In this case (and of course you can modify to suit your own needs), the script generates useful debugging information whether executed manually from command line, or via email if run on deployment by Elastic Beanstalk. If the server does generate a 500 error then I know the deployment has failed and the instance self-terminates. Elastic Beanstalk will still recognize the need for an additional server based on your Auto Scaling configuration and any triggers (CPU Usage, etc. – whatever you have defined), and attempt another launch until one succeeds.
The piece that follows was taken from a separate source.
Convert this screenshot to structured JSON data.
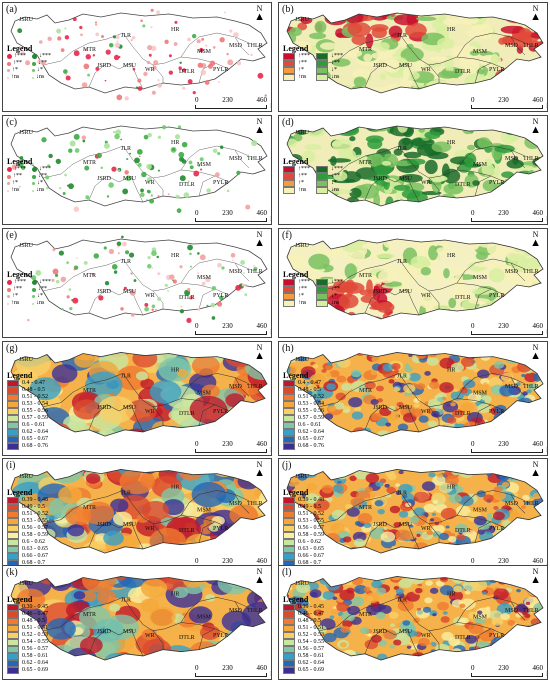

You can take this one step further if you are having intermittent server 500 errors after some time (e.g. the instance runs smoothly for 6 days then starts throwing server 500 errors for an unknown reason). To do so, simply run the script on a cron job at a predetermined interval.


This is not a final solution but rather an interim workaround. If you application is prone to such failures then you could end up in a loop of launching instances that self-terminate. Or, if your code is untested and you launch it then it could resolve in an entire environment that self terminates. Use at your discretion but while AWS Support and I continue to troubleshoot the root cause for our mutual client – this has proved to be a valuable interim fix.